How Many Follow-ups in Sales Strategy Should You Do?

In sales, the fortune is in the follow-up. There's more opportunity lost by salespeople not having a good follow up strategy than through anything else. I use the word strategy because that would assume you have a consistent protocol for following up. When it comes to prospecting, having a follow-up sales strategy consulting becomes especially important because your response rates are much lower reaching out cold to strangers. It's obvious that if you've built a relationship with a prospect, they're more likely to reply to your emails or return your phone calls than someone that you have absolutely no relationship with. To compensate for this fact, often your contact efforts may have to be more audacious in nature to grab attention and more 'touches' are required before you get a response.

If you were manually following up with different names on a list, making some calls here and sending some emails there, you would probably be distributing your efforts unevenly, with one prospect reached out to seven times and another one only contacted twice. What if the bigger opportunity was the one that you only reached out to twice, while the person you reached out to seven times had no ability to buy from you at all? This can easily happen because, until you speak to the prospect and qualify them, you don't actually know who is who. The goal is to systematically distribute your efforts, not evenly, but relative to the opportunity. The biggest opportunities should obviously be given more effort while limiting your efforts on the smaller opportunities.


When trying to get a meeting with a CEO of a large corporation, it's understandable you'd spend an enormous amount of time, energy, and money trying to get that appointment, as long as getting the sale would justify that expense. But what if you have an average size sale and you had the wrong contact information for this individual? A telephone number that goes straight to voicemail, an old email address where he never gets the message, or you're calling a gatekeeper that will never let you through? So much wasted time and energy.

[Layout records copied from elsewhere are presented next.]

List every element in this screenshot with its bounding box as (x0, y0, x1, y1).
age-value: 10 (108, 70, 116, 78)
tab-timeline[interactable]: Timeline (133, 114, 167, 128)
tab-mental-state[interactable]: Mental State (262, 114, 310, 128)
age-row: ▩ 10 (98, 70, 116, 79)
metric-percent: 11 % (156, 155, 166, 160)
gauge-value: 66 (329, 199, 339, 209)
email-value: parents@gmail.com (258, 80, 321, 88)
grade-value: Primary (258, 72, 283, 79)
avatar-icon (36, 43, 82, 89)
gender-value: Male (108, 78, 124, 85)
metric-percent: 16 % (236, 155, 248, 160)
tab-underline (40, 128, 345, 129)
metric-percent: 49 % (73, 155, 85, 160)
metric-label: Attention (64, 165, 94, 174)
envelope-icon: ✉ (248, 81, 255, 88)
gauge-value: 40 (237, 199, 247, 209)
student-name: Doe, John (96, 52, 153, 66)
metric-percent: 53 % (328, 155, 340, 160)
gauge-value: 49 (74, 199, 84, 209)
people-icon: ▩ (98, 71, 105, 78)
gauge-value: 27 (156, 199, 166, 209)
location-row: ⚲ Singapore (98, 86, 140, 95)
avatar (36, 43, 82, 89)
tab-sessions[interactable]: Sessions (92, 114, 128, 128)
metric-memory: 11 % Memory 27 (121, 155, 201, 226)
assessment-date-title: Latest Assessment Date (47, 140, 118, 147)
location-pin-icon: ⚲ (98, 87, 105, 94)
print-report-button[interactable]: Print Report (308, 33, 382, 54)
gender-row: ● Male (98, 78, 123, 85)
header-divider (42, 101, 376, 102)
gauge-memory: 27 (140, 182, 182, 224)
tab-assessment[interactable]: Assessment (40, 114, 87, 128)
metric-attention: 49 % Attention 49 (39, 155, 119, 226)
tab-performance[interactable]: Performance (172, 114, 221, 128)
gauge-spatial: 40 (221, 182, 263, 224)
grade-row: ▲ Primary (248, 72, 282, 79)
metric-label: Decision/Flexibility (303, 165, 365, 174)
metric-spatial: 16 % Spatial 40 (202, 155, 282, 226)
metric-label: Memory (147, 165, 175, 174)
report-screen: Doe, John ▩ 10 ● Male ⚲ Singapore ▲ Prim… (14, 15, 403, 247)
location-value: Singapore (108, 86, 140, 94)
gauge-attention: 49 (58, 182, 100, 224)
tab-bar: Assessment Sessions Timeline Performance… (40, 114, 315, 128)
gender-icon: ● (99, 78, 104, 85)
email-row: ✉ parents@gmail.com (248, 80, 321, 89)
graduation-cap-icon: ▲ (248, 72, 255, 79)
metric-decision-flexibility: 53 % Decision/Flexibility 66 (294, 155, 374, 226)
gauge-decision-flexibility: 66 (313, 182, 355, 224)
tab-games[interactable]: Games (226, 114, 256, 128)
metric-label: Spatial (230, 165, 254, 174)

When considering your follow-up strategy, consider the effort required and its relative effectiveness. If you reach out too little and give up too early, you lose the opportunity that prospect offers. If you reach out too much and put more effort than is worth doing business with that person, then the opportunity cost is in the time lost in not reaching out to other prospects that are more reachable. When it comes to email and automation, this doesn't necessarily apply. You can load 50 message templates in an automation software and let automation reach out to an empty mailbox for the next two years without you even having to think about it. It's when you are thinking about them, going through your notes in your CRM, and leaving voicemails that eat up your valuable time.

Best Practice:

There's no magic number to give you for the perfect number of follow up efforts. This must be custom to your campaign and calculated considering the opportunity and the effort required. Sometimes some executives with equal buying power are easier to reach than others. Therefore, I recommend reaching out to multiple contacts in the organization. With cold emailing campaigns, we send out a minimum of 8 touches to 3 different people. Remember when you're adding value as we spoke about earlier; more touches equal more benefit.

Change the vehicle so it doesn't get annoying and change the offer to add layers of value. This can be done by using email, direct mail, social media, and leaving voicemails, offering tools, information, free services, jokes, ideas, and more. The more people trying to get your prospect's attention, the more you're going to have to follow up to stand out. Also, it shows that you are committed to speaking to them, that what you have to say is important.